In [1]:
import pandas as pd
In [3]:
voters = pd.read_excel("data/vlookup-example.xls",sheet_name="Voters")
In [4]:
party_name = pd.read_excel("data/vlookup-example.xls", sheet_name = "Party Codes")

I have a very basic spread sheet with two sheets one called Voters and one called Party Codes. and I want to look up the party name based on the party code for the voters. lets look at the data to get a better understanding of this.

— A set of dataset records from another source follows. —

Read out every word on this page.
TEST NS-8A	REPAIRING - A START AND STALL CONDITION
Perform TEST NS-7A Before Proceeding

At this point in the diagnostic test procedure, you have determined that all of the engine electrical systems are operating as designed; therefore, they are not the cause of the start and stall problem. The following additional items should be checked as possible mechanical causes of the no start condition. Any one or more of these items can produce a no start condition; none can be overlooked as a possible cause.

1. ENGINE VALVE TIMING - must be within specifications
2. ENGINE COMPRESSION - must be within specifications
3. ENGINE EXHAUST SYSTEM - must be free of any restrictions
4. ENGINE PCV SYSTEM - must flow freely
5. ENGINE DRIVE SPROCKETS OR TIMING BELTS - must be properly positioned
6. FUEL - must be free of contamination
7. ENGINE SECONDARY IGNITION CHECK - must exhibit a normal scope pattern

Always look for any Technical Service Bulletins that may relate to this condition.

as you can see below the goal here is to fill in the "Political Party" Column

In [7]:
voters
Out[7]:
First Last Pcode Political Party
0 Smith Fred A NaN
1 Robbins Terry 1 NaN
2 O'Neill Susan B NaN
3 Parker Scott D NaN
4 Perkins Ralph D NaN
5 Talbot Angie 7 NaN
In [8]:
party_name.head()
Out[8]:
PARTY CODE NAME
0 1 Green
1 2 Reform
2 3 Whig
3 4 Islamic Political Party of America
4 5 Rock & Roll

In pandas to mimic the functionality of a vlookup we use a method called merge, as the name suggest merge method merges or combines two or more tables togather

In [13]:
pd.merge(left = voters, right = party_name, left_on ="Pcode", right_on = "PARTY CODE" , how="left")
Out[13]:
First Last Pcode Political Party PARTY CODE NAME
0 Smith Fred A NaN A Democratic
1 Robbins Terry 1 NaN 1 Green
2 O'Neill Susan B NaN B Republican
3 Parker Scott D NaN D American Independent
4 Perkins Ralph D NaN D American Independent
5 Talbot Angie 7 NaN 7 Middle Class Pty

There we go we just joined the two tables together, but it's not neat, I want the NAME column to be in Politcal Party

In [30]:
pd.merge(left = voters,
         right = party_name,
         left_on ="Pcode",
         right_on = "PARTY CODE",
         how="left").loc[:,["First","Last","Pcode","NAME"]].rename(columns={"NAME":"Political Party"})
Out[30]:
First Last Pcode Political Party
0 Smith Fred A Democratic
1 Robbins Terry 1 Green
2 O'Neill Susan B Republican
3 Parker Scott D American Independent
4 Perkins Ralph D American Independent
5 Talbot Angie 7 Middle Class Pty

Lets walk throught the methods above so we can all understand it

  1. we use the merge method with left(left table or first table) being Voters and right(right table or latter table) being party_name where our party codes and names reside
  2. since the names of the code differs in two tables we need to tell pandas what the common column is called in the left table and what it's called in the right table, hence left_on = "Pcode" and right_on = "PARTY_CODE". This is essentialy what we are doing a vlookup based on and thus the _on keyword.
  3. since we are joining two tables, we need to tell pandas how it should join the tables and how to deal with the conflicts of the rows between the two tables, ny default it's an inner join, if you are familiar with SQL it's same concept of inner join. but since we are trying to mimic a vlookup we use the left join in here, I explain more about the tyes of join at the end.
  4. Now that I have completed my merge(vlookup) I want my table to look good so I used the loc which is great filtering tool for boths rows and column to only show "First","Last","Pcode","NAME" columns
  5. and finally I used a rename function to rename column name which I pulled from the second table. There are so many ways to rename columns in pandas so if you are not a fan of the method above, rest assure there are many ways to this and I have covered this on my site.
In [ ]:

Different ways of merging

inner (default): use intersection of keys from both frames, similar to a SQL inner join; preserve the order of the left keys.

left : use only keys from left frame, similar to a SQL left outer join; preserve key order.

right: use only keys from right frame, similar to a SQL right outer join; preserve key order.

outer: use union of keys from both frames, similar to a SQL full outer join; sort keys lexicographically.